Project context: Why integrate secure boot and dm-verity?
At The Embedded Kit we have been working on Welma, a pre-configured Yocto for OEMs for the last few years. Welma aims to:
- Simplify Yocto for teams without deep Linux expertise.
- Provide pre-integrated security features.
- Enable long-term maintenance and updates.
In this context, we decided to implement secure boot and extend its guarantees beyond the kernel to the entire software stack with dm verity. Our goal was clear: deliver a chain of trust from power-on to application execution.
Secure Boot: Building secure foundation
We started by leveraging the hardware root of trust available on modern MPUs. This immutable ROM code provided the first link in the chain, authenticating the bootloader at startup.
From there, we implemented:
- Bootloader verification using U-Boot’s FIT image verification.
- Authentication of the kernel and initial RAM filesystem via cryptographic signatures.
This ensured that every component loaded during boot was validated.
However, we quickly realized that stopping at the kernel was not enough. Applications run from filesystems, and if those filesystems were compromised, the entire security model would collapse.
Read our article on how to enable secure boot.
Extending trust beyond the kernel
The next challenge was to protect root and application filesystems.
We needed a mechanism that:
- Guaranteed integrity at runtime, not just at boot.
- Introduced minimal overhead.
- Worked with read-only partitions (our design choice for security).
We could have considered a single digest approach, hashing the entire filesystem and verifying it at boot. But this method only detects tampering before startup and requires periodic re-hashing for runtime protection, which is impractical. So we needed something better.
What is dm verity?
Dm verity is a Linux kernel feature that provides block-level integrity checking using a Merkle tree structure.
Why we chose dm-verity?
Here’s why we selected this feature:
- Continuous verification: dm verity checks integrity during runtime, not just at boot.
- Efficient design:
- Kernel-native: No external dependencies; activated via kernel configuration.
The Merkle tree approach was key. Instead of one big hash, dm-verity hashed each block (default: 4 KB), then combined hashes recursively. This allowed quick detection of any modification (even a single bit) by recalculating only the affected branch of the tree.
How to integrate dm verity in Yocto?
Our integration involved several steps:
1. Kernel configuration
We enabled CONFIG_DM_VERITY in the Yocto build.
2. Partition management
We extended our partition description system so customers could enable authenticity flags alongside options like read/write mode or A/B updates.
3. Image generation
During build, we:
- Created the filesystem.
- Generated the Merkle tree.
- Added a custom header containing:
- Magic number for integrity checks.
- Offset of the Merkle tree.
- Root hash.
- Signature of the root hash (critical for authenticity).
This design ensured that every partition could be authenticated dynamically during boot and throughout runtime.
Update workflow: Maintaining integrity over time
Beyond initial image creation, we needed a secure way to handle OTA updates without breaking the chain of trust. Our approach was to embed dm-verity metadata directly into update images.

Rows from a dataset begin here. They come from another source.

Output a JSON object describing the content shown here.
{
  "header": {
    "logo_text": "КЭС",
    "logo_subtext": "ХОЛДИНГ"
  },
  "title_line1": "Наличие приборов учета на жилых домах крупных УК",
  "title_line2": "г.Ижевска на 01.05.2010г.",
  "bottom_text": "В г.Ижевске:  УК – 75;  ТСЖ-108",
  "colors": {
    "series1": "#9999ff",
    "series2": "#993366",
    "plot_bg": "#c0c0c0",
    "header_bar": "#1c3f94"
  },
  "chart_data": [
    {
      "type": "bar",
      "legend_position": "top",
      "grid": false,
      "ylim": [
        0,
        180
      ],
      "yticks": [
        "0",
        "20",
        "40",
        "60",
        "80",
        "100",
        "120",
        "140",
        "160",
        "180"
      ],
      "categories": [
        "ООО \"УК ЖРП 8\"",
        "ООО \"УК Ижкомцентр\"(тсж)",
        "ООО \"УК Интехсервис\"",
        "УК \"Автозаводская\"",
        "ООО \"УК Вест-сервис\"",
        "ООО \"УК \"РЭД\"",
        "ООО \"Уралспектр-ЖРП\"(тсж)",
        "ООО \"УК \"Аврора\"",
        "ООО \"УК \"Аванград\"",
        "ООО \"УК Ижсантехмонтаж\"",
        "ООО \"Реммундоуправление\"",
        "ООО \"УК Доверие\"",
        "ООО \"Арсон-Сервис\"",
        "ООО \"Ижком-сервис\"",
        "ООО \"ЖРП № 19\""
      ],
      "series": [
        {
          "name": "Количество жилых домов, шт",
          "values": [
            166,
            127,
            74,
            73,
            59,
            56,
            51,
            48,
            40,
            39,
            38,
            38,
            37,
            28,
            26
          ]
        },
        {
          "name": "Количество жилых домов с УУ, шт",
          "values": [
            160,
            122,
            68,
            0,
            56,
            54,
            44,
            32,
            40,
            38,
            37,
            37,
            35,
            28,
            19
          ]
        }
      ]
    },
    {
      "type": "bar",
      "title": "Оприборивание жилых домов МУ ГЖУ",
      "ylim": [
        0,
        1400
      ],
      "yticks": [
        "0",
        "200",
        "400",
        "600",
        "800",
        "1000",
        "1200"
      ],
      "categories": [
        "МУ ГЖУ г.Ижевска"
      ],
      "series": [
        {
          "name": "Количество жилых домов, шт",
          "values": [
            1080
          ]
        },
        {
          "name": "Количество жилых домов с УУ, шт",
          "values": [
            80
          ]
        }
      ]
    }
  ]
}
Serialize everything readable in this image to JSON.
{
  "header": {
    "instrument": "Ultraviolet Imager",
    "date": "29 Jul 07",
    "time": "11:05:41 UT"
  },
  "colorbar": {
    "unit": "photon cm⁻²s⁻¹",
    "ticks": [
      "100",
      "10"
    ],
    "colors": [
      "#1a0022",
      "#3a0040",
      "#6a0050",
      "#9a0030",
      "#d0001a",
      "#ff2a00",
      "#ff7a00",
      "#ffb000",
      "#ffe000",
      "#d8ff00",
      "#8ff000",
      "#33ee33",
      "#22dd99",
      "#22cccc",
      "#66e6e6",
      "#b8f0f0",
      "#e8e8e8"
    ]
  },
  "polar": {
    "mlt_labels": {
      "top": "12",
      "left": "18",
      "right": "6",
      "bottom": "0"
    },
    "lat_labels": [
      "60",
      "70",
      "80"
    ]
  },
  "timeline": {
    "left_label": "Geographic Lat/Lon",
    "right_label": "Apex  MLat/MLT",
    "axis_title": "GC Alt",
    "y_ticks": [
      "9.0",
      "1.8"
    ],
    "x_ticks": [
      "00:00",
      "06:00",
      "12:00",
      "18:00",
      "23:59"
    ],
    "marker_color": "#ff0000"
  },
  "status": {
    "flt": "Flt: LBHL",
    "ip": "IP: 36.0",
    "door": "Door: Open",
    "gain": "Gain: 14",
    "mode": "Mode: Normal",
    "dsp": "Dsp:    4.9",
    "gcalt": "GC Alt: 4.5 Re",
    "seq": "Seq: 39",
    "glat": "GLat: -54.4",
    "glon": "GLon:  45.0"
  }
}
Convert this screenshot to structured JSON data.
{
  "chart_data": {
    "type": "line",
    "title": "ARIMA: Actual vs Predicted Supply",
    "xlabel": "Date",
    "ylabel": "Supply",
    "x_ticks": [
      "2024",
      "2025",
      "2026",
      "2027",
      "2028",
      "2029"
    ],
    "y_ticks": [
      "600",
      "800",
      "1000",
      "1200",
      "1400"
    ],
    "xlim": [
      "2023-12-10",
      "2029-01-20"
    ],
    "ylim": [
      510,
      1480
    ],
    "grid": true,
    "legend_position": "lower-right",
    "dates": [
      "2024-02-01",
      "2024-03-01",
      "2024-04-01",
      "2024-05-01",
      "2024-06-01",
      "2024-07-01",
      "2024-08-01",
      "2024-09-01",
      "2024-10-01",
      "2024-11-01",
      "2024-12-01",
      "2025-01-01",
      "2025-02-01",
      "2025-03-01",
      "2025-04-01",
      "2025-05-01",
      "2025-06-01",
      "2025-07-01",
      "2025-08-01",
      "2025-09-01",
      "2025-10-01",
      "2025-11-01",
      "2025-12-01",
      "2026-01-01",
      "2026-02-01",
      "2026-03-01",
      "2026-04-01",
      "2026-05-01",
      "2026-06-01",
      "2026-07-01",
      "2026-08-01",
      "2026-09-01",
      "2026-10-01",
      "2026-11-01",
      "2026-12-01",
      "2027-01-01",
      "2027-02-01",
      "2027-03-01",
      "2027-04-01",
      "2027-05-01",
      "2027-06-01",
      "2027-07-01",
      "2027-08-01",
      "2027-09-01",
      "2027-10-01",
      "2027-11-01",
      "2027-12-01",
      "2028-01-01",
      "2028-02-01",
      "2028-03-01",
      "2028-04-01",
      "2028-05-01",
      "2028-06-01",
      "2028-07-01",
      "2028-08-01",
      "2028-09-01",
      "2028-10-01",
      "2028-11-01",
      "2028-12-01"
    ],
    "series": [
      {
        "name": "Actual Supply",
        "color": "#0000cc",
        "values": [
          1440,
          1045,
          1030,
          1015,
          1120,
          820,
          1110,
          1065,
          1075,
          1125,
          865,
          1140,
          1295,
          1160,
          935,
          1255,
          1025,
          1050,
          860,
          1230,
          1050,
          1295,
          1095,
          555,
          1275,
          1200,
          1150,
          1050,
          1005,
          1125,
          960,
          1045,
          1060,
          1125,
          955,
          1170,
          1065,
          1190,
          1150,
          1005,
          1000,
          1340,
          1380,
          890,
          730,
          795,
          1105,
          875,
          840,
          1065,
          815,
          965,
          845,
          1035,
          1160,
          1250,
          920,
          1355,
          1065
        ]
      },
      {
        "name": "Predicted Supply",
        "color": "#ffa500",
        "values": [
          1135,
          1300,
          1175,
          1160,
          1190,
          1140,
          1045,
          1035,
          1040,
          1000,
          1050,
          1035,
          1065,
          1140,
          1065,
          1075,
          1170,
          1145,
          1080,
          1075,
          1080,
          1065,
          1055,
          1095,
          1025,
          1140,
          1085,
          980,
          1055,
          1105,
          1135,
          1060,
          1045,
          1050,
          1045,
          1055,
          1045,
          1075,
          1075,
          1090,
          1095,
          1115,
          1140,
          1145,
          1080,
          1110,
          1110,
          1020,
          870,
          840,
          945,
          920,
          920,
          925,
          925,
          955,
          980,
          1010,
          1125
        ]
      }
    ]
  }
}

Here’s what we implemented:
- Signed updates: Each update image included the Merkle tree and its signed root hash, ensuring that new partitions were authenticated before being flashed.
- Automated regeneration: When generating an update, our build system automatically recalculated hashes and signatures for modified partitions.
- Seamless integration: This design allowed us to deliver updates that maintained the same security guarantees as the original image, without requiring complex manual steps or kernel keyring management.
By integrating dm-verity into both initial builds and update workflows, we ensured that integrity checks remained consistent throughout the device lifecycle.
Runtime verification: How it works
At boot, the ramdisk init script:
- Loads partitions and extracts dm-verity headers.
- Verifies the root hash against its signature using public keys.
- Creates a device-mapper target for each protected partition.
- Mounts the filesystem through dm-verity, enabling on-the-fly integrity checks.
If tampering was detected , dm-verity triggers configurable responses (such as reboot or error reporting) ensuring the system never ran compromised code.
Challenges and lessons learned
- Performance trade-offs: dm-verity added negligible overhead for standard boot times, but ultra-fast boots requires careful tuning.
- Metadata management: Designing headers and update workflows was critical to maintain flexibility for OTA updates.
- Key handling: We opted for storing verification keys in the filesystem header rather than the RAM to simplify updates.
Key takeaways
- Secure Boot is essential, but incomplete without filesystem integrity.
- dm-verity offers a kernel-native, efficient solution for runtime verification.
- Integration in Yocto requires careful design of partitioning, metadata, and update workflows.
- Welma brings these capabilities to OEMs as a ready-to-use, secure Linux distribution.